Onderstaand zet ik maar eens een paar dingen puntsgewijs op een rijtje:

1 Jouw acties tegen mij begonnen toen ik nog kandidaat raadslid was. Ik stond op een verkiesbare plaats op de lijst van OPZ en was toen kandidaat wethouder. Via jou speelde jij toen mijn zienswijze (gedateerd 3 februari 2014) als particulier inzake het bedrijventerrein ingediend gericht aan het college van B en W, buiten mijn medeweten om aan in handen van raadslid Tates. Zoals jij ongetwijfeld verwachtte keerde Tates zich over enkele genoemde ware feiten in mijn zienswijze woedend tot mij. Vervolgens heb ik jou aan de hand van een bewijsstuk kunnen aantonen dat de woede van Tates ten onrechte was. Toen jij mijn zienswijze in handen van Tates deed belanden wist jij uiteraard niet dat ik over dat bewijsstuk beschikte. Toen ik jou dat bewijsstuk toonde (d.d. 16-4-2014) gaf jij daar totaal geen reactie op en ging er met een “grote boog” omheen.

2 Tijdens ons kennismakingsgesprek (ik was toen al raadslid maar nog beoogd wethouder voor OPZ) d.d. 16-4-2014 vroeg je mij tot mijn verbazing hoe ik dacht dat er binnen de ambtelijke organisatie over mijn persoon werd gedacht. Die vraag verraste mij enigszins. Dat was volgens jou nogal negatief hetgeen jij onderstreepte met een aantal kwalificaties die alle erg onvriendelijk bedoeld waren en ik die ook voor een gedeelte daarvan als erg denigrerend heb ervaren. Na enige reflectie hieromtrent heb ik jou per mail d.d.22-4-2014 laten weten hoe ik over jou mededelingen dacht. Jij reageerde hierop per mail d.d. 22-4-2014 dat jij niet de opvattingen binnen het ambtelijke apparaat had weergegeven maar dat het slechts jou persoonlijke opvattingen over mij waren. Deze reactie vond ik eigenlijk nog erger en zeker ongepast, maar heb dat verder maar zo gelaten om niet bij aanvang al direct een gestoorde werkrelatie te hebben.

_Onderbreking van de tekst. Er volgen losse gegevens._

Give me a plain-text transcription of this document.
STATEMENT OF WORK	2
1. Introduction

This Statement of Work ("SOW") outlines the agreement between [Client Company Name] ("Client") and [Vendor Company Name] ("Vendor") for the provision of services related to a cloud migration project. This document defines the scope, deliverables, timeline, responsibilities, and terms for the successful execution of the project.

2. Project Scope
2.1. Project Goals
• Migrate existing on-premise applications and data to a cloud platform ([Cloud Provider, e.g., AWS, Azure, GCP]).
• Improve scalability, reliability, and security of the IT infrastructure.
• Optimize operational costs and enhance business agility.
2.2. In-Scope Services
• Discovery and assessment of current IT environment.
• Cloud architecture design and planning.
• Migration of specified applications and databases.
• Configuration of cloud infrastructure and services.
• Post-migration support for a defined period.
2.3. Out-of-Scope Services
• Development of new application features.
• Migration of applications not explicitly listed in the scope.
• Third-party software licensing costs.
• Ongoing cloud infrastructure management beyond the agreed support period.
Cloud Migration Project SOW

3 Korte tijd later (vlak voor de bewuste “13e mei raadsvergadering” waarin ik tot wethouder zou worden benoemd) tijdens ons gesprek over integriteit c.q. zuivere besluitvorming wilde jij van alles weten over mij en mijn gezin. Ik vertelde je toen o.m. dat mijn dochter parttime als orthodontist assistente werkzaam is en daarnaast in ons schuurtje in de achtertuin enkele schoonheidsbehandelingen geeft. Jij haakte meteen in op het gebruik van dit schuurtje: onderzocht moest worden of dit gebruik wel was toegestaan volgens de voorschriften. Vervolgens werd de desbetreffende afdeling opdracht gegeven om dit te onderzoeken. Als resultaat van dit “onderzoek” ontving ik in twee etappes het ambtelijk commentaar namelijk memo 1 van 13 mei en later memo 2 als aangepaste versie 6 juni 2014, dat naar mijn beleving nogal politiek gekleurd was. Het belangrijkste punt uit het commentaar van de memo was dat het gebruik van de schuur problematisch was (en daarom moest worden beëindigd). Dit omdat mijn dochter het gebruik van de schuur was blijven voortzetten nadat zij haar ouderlijke woning had verlaten. Op dit commentaar heb ik, niet als wethouder, maar als vader van mijn dochter gereageerd met een notitie per mail aan jou gestuurd d.d. 1-7-2014.

I
n plaats van mijn notitie voor te leggen aan de afdeling die het commentaar had gegeven en waarop mijn notitie betrekking had, stuurde je mijn notitie ogenblikkelijk door naar een jou bekende advocaat, namelijk mr. Binnerts, van het advocatenkantoor dat ook regelmatig door de gemeente wordt ingeschakeld. Dit deed je op eigen gezag buiten het College en in de wetenschap dat met adviezen van een externe advocaat kosten zijn gemoeid. Door deze solo actie weet alleen jij welke taakopdracht aan de heer Binnerts is verstrekt (zie ook mijn mail van 3 juli). Als het hier gaat om een privé actie van jou (en daar lijkt het op want e.e.a. is ook niet geregistreerd in het gemeentelijk systeem), neem ik aan dat de advieskosten van de heer Binnerts ook particulier door jou worden afgewikkeld althans niet voor rekening van de gemeente komen.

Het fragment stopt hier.